Mary was not a society beauty, although she became an oil painting, Sir Joshua Reynolds committing her image to paint in 1778-9. Fanny Burney described her as being “very short, very fat but handsome, splendidly and fantastically dressed, rouged not unbecomingly yet evidently and palpably desirous of gaining notice and admiration.” Among those who came to her dinners and receptions were the likes of Lord Byron, Sir Walter Scott, Richard Sheridan, and the Prince Regent. So famous did Mary become that in Georgette Heyer’s Venetia, a character is described as seeing herself as a “second Lady Cork, to whose salons it is an honour to be invited.” The context, though, shows that the remark is not intended to be flattering.
Mary’s drawing rooms were rather Spartan affairs, without anything in the way of ornaments or decorations. Around the walls of the room were dozens of large, comfortable armchairs, fixed in a way that they could not be moved. The reason for this may be connected with the fact that no matter how splendid her soirees were, she rarely received invitations to dine elsewhere.
The reason was simple – she was an incorrigible kleptomaniac.
So notorious was Mary that if she was to be entertained, the hosts would remove all their best silver and make do with ordinary pewter cutlery. This did not put Mary off. She would simply scoop the lot up, put them in her muff which she carried for the purpose and take them home. One of her maid’s duties after one of Mary’s excursions was to make out an inventory of what did not belong to her mistress and return them to their rightful owners with a note of apology.
In those days, it was the custom for tradesmen to take their goods out of their shops to the waiting carriages of the great and good so that they could peruse their wares without having to rub shoulders with the hoi polloi.

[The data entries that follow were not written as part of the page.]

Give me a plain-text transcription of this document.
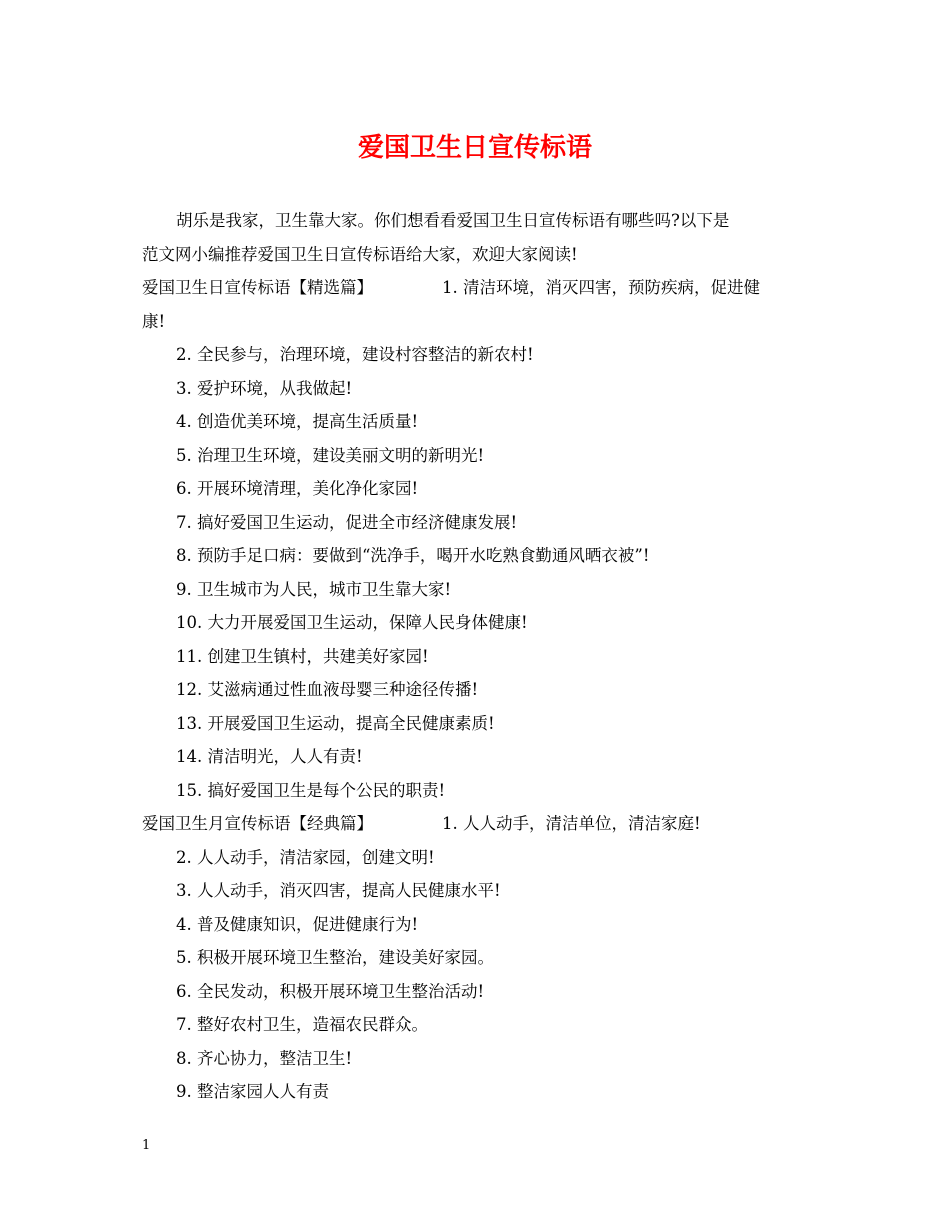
爱国卫生日宣传标语
胡乐是我家，卫生靠大家。你们想看看爱国卫生日宣传标语有哪些吗?以下是
范文网小编推荐爱国卫生日宣传标语给大家，欢迎大家阅读!
爱国卫生日宣传标语【精选篇】	1. 清洁环境，消灭四害，预防疾病，促进健
康!
2. 全民参与，治理环境，建设村容整洁的新农村!
3. 爱护环境，从我做起!
4. 创造优美环境，提高生活质量!
5. 治理卫生环境，建设美丽文明的新明光!
6. 开展环境清理，美化净化家园!
7. 搞好爱国卫生运动，促进全市经济健康发展!
8. 预防手足口病：要做到“洗净手，喝开水吃熟食勤通风晒衣被”!
9. 卫生城市为人民，城市卫生靠大家!
10. 大力开展爱国卫生运动，保障人民身体健康!
11. 创建卫生镇村，共建美好家园!
12. 艾滋病通过性血液母婴三种途径传播!
13. 开展爱国卫生运动，提高全民健康素质!
14. 清洁明光，人人有责!
15. 搞好爱国卫生是每个公民的职责!
爱国卫生月宣传标语【经典篇】	1. 人人动手，清洁单位，清洁家庭!
2. 人人动手，清洁家园，创建文明!
3. 人人动手，消灭四害，提高人民健康水平!
4. 普及健康知识，促进健康行为!
5. 积极开展环境卫生整治，建设美好家园。
6. 全民发动，积极开展环境卫生整治活动!
7. 整好农村卫生，造福农民群众。
8. 齐心协力，整洁卫生!
9. 整洁家园人人有责
1
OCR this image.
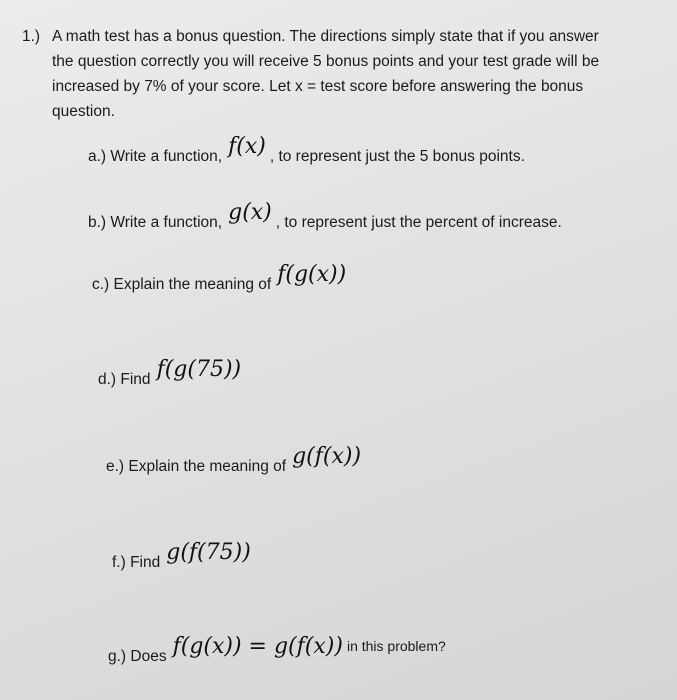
1.) A math test has a bonus question. The directions simply state that if you answer
the question correctly you will receive 5 bonus points and your test grade will be
increased by 7% of your score. Let x = test score before answering the bonus
question.
a.) Write a function, f(x) , to represent just the 5 bonus points.
b.) Write a function, g(x) , to represent just the percent of increase.
c.) Explain the meaning of f(g(x))
d.) Find f(g(75))
e.) Explain the meaning of g(f(x))
f.) Find g(f(75))
g.) Does f(g(x)) = g(f(x)) in this problem?
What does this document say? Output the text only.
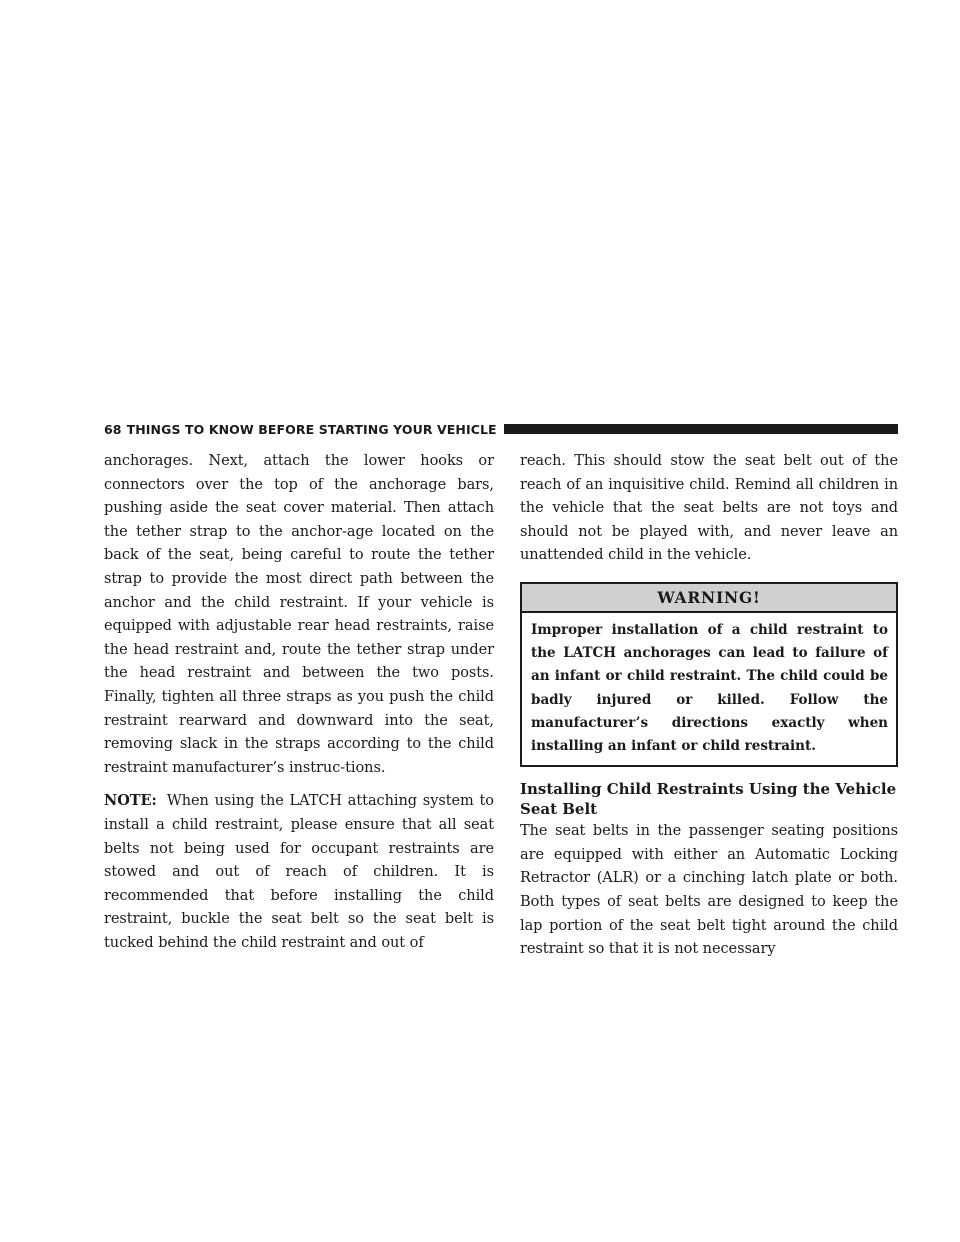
68 THINGS TO KNOW BEFORE STARTING YOUR VEHICLE

anchorages. Next, attach the lower hooks or connectors over the top of the anchorage bars, pushing aside the seat cover material. Then attach the tether strap to the anchor-age located on the back of the seat, being careful to route the tether strap to provide the most direct path between the anchor and the child restraint. If your vehicle is equipped with adjustable rear head restraints, raise the head restraint and, route the tether strap under the head restraint and between the two posts. Finally, tighten all three straps as you push the child restraint rearward and downward into the seat, removing slack in the straps according to the child restraint manufacturer’s instruc-tions.

NOTE: When using the LATCH attaching system to install a child restraint, please ensure that all seat belts not being used for occupant restraints are stowed and out of reach of children. It is recommended that before installing the child restraint, buckle the seat belt so the seat belt is tucked behind the child restraint and out of

reach. This should stow the seat belt out of the reach of an inquisitive child. Remind all children in the vehicle that the seat belts are not toys and should not be played with, and never leave an unattended child in the vehicle.

WARNING!
Improper installation of a child restraint to the LATCH anchorages can lead to failure of an infant or child restraint. The child could be badly injured or killed. Follow the manufacturer’s directions exactly when installing an infant or child restraint.
Installing Child Restraints Using the Vehicle Seat Belt

The seat belts in the passenger seating positions are equipped with either an Automatic Locking Retractor (ALR) or a cinching latch plate or both. Both types of seat belts are designed to keep the lap portion of the seat belt tight around the child restraint so that it is not necessary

This courtesy was not extended to Mary. When her carriage pulled up, the unfortunate tradesman had to insist that she descended and enter their humble shop, doubtless making sure that everything moveable was securely fastened or nailed down.
On one occasion Mary drove off in a carriage belonging to a fellow guest. When the rather irate chap called to remonstrate and recover his property, Mary was unabashed, refusing to apologise and even having the audacity to complain that the steps were rather high for her short legs.
A hotel that she stayed in had a pet hedgehog which ran about the entrance hall. This was too much of a temptation for Mary to resist. She scooped it up into her muff, later exchanging at a baker’s for a sponge cake. It seems that the creature had been too prickly a character for her to endure. One wag noted that heaven would be too boring for Mary – there would be nothing to pinch.
She lived to the ripe old age of ninety-four, still entertaining well into her nineties. She had no conscience and her approach to life was summed up rather well by her niece in this little ditty; “Look at me/ I’m ninety three/ and all my faculties I keep/ Eat, drink and laugh and soundly sleep.”
But in a time when stealing property could get you hung or, worse still, transported to Australia, there was clearly another law for the rich and well connected.